Par Elsa Girard-Basset | Journaliste web
Connue pour son humour grinçant et ses prises de parole sans détour, Isabelle Mergault a toujours cultivé une forme de liberté de ton. Mais derrière les rires, certaines confidences plus intimes ont parfois surpris le public. Récemment, l’actrice et réalisatrice est revenue sur un trouble peu connu du grand public. Un épisode de sa vie qui a laissé des traces.
Figure bien identifiée du cinéma et du théâtre français, Isabelle Mergault s’est fait connaître autant pour ses rôles que pour ses talents d’autrice et de metteuse en scène. Invitée sur un plateau de télévision, l’ancienne chroniqueuse des Grosses Têtes a vu ressurgir un souvenir datant de plusieurs années, lié à une addiction aussi rare que méconnue. Une révélation inattendue, qui a d’abord pris la forme d’une remarque lancée sur le ton de la confidence, avant d’ouvrir un échange plus tendu.
La séquence débute par une question évoquant une proximité ancienne et un trait de caractère pour le moins singulier.
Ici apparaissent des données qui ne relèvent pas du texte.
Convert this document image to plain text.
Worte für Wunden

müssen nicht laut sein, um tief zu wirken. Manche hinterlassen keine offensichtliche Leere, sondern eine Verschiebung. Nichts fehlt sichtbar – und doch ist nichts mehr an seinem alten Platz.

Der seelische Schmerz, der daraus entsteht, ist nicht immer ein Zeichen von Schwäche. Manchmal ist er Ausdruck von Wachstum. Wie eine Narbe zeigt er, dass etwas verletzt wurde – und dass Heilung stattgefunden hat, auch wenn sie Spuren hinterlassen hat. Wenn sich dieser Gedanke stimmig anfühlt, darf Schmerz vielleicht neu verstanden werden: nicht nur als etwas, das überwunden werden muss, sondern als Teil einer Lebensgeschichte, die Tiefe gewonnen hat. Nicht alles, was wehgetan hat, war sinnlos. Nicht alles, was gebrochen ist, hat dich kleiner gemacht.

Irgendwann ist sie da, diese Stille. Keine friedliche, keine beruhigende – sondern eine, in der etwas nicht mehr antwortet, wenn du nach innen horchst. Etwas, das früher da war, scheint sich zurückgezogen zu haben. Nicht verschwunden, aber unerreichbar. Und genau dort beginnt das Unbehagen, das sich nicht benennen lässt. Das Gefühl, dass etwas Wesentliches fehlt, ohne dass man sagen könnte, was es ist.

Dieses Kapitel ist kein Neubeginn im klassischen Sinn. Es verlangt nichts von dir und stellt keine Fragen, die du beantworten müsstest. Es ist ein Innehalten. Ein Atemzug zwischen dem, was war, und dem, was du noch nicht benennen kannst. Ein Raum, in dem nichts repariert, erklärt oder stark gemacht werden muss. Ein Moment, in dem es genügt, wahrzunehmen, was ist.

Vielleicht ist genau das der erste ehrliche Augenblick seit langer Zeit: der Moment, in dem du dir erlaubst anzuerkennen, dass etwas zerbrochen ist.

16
Face à Christophe Dechavanne, l’animateur n’a pas hésité à mettre les pieds dans le plat, évoquant un sujet que peu connaissaient jusque-là :
« Est-ce que vous êtes toujours poto ? Je sais des choses que tout le monde ne sait pas ? Quand je l’ai connue, elle était potomane ! »
La potomanie désigne un trouble du comportement caractérisé par une consommation excessive et irrépressible d’eau. Dans les cas les plus extrêmes, certaines personnes peuvent dépasser les 10 litres par jour, ce qui peut entraîner de graves complications médicales, notamment pour les reins ou l’équilibre électrolytique du corps. Un danger réel, souvent sous-estimé, que l’entourage médical d’Isabelle Mergault n’avait pas manqué de pointer du doigt à l’époque. Interrogée à ce sujet, la principale intéressée a confirmé la réalité de cette addiction, sans chercher à la minimiser :
« Il me fallait au moins 5 litres d’eau par jour… Mes parents médecins m’ont dit : ‘Arrête, tu vas te bousiller les reins.’ Mais j’avais vraiment soif »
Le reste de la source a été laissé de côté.